In the UK, since the introduction of the ‘5 a day’ advert for daily intake of fresh fruit and vegetables, the public have misunderstood that frequent consumption of dried fruit and fruit juices is healthy.43 The present study has shown that expectant mothers did not know that dried fruit and fruit juices are cariogenic. One can speculate that this might reflect the wider population and that the ambiguous message from the ‘NHS 5 a day—live well’ has contributed to this, since it depicts fresh, frozen, canned and dried fruit equally counting towards the ‘5 a day’.

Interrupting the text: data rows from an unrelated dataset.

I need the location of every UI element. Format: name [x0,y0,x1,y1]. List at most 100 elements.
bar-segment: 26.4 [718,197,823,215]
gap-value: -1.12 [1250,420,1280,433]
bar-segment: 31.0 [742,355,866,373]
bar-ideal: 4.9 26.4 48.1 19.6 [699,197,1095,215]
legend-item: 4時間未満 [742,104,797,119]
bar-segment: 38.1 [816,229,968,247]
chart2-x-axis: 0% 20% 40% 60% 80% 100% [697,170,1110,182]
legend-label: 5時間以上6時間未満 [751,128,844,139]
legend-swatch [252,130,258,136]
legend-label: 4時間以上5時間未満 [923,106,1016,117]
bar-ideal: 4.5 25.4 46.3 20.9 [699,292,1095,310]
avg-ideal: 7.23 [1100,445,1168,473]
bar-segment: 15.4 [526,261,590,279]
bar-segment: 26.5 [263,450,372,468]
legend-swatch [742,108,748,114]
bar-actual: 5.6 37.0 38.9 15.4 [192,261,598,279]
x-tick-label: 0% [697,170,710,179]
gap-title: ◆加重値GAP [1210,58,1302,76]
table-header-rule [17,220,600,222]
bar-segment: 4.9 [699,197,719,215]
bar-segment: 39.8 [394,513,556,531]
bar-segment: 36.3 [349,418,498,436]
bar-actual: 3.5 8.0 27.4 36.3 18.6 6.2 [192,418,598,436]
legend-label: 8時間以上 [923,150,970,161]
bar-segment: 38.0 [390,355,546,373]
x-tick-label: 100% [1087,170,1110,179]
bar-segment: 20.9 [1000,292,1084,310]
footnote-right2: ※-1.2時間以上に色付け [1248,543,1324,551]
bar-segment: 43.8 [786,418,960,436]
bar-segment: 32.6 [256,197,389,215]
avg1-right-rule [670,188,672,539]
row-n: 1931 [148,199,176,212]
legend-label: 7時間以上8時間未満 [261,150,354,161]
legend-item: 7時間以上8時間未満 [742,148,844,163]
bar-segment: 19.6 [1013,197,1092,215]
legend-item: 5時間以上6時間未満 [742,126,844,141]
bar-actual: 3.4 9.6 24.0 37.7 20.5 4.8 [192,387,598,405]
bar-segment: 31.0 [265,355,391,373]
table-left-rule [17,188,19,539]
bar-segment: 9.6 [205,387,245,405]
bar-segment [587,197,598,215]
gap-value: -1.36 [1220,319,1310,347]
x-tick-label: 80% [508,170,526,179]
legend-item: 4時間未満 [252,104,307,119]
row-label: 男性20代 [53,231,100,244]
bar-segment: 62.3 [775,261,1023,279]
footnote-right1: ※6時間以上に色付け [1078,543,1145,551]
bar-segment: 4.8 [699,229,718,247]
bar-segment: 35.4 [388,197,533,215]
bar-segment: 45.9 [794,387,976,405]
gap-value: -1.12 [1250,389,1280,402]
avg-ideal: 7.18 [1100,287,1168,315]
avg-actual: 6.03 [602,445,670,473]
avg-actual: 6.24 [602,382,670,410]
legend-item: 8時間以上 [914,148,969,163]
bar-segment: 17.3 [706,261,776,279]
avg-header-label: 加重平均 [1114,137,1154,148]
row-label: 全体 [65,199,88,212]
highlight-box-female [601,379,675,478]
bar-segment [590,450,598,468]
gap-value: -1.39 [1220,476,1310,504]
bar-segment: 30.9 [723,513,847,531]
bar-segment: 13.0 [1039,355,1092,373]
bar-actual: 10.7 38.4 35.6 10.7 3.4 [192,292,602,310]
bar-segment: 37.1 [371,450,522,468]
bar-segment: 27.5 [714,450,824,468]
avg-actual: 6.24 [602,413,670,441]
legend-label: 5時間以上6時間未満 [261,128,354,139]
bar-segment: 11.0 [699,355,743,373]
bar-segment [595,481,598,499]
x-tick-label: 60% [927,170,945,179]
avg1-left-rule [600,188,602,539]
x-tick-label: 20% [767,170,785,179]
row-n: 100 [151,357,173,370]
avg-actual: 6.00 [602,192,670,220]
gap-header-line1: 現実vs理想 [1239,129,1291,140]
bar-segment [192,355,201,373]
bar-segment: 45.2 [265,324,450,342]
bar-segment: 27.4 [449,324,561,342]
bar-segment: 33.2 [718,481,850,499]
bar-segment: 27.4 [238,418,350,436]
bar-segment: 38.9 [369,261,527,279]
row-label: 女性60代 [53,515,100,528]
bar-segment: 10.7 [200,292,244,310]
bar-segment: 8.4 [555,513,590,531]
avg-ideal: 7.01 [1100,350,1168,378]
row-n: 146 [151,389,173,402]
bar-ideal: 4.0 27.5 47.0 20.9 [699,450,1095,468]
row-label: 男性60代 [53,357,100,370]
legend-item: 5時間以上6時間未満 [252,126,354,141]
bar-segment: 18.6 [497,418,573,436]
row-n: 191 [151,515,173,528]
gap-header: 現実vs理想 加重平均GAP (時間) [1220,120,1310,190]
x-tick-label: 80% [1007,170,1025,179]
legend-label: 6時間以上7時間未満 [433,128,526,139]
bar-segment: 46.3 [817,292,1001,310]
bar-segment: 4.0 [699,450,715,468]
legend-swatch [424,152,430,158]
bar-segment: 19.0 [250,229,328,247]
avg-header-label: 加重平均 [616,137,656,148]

A surprising finding in our study was that social media only formed a minute source of information for pregnant women, reinforcing the importance of one-to-one interactions with health care professionals. Indeed, a recent behavioural intervention in pregnant women with obesity efficiently improved the quality of their diet.44 A literature review conducted by the Saskatchewan Prevention Institute reports the ‘need for creative, consistent, and comprehensive communication strategies that promote oral health to women in accessible and timely manners.45

One of the limitations of our study was the sampling method; a convenience sample may have led to sampling bias. A future study should include interpreters. The use of a self-administered questionnaire relied on the direct responses of pregnant women. Neither their oral health nor their oral health behaviour was verified. Equally, a source of bias, since recall is not perfect, is intrinsic to studies based on participants’ self-reporting. Therefore, some women might have under reported some options or overestimated others (such as dental attendance and toothbrushing frequency). The variability in knowledge between the participants might have been a confounding influence due to socioeconomic status and education levels,33 employment status,26 self-efficacy and locus of control,19 none of which were measured in this study. Enquiring about the use of dental floss within the context of caries prevention is controversial, particularly in children. Cochrane Systematic Reviews on the topic in 2011 and 2013 report weak and unreliable evidence.46,47 A Cochrane Systematic Review in 2015 on the management of proximal caries lesions in primary and permanent teeth acknowledge it might avoid substance loss.48 Evaluating the benefit from flossing is thus complicated by it being a technique-sensitive intervention and the fact that people are not always truthful when reporting about their engagement in flossing behavior.49

Overall, this study has revealed a lack of oral health knowledge among pregnant women, even though they support receiving oral health information at this time. Although service provision, professional attitude and government policies promote the acquisition of behaviours, understanding the habits and acquired knowledge of a population constitute a key plank in delivering oral health. Additionally, involving participants and members of the public into commenting and developing research materials is essential to refine a project aims and outcomes and to offer the best health care (INVOLVE).50 The findings on this study can support the design of an integrated antenatal-oral care programme targeting the needs of expectant mothers and their offspring to address the benefit of fluoride varnish, correct fluoride dose and timing of toothbrushing, cariogenicity of dried fruit, fruit juices, as well as avoiding prolonged milk feeding during the night after weaning.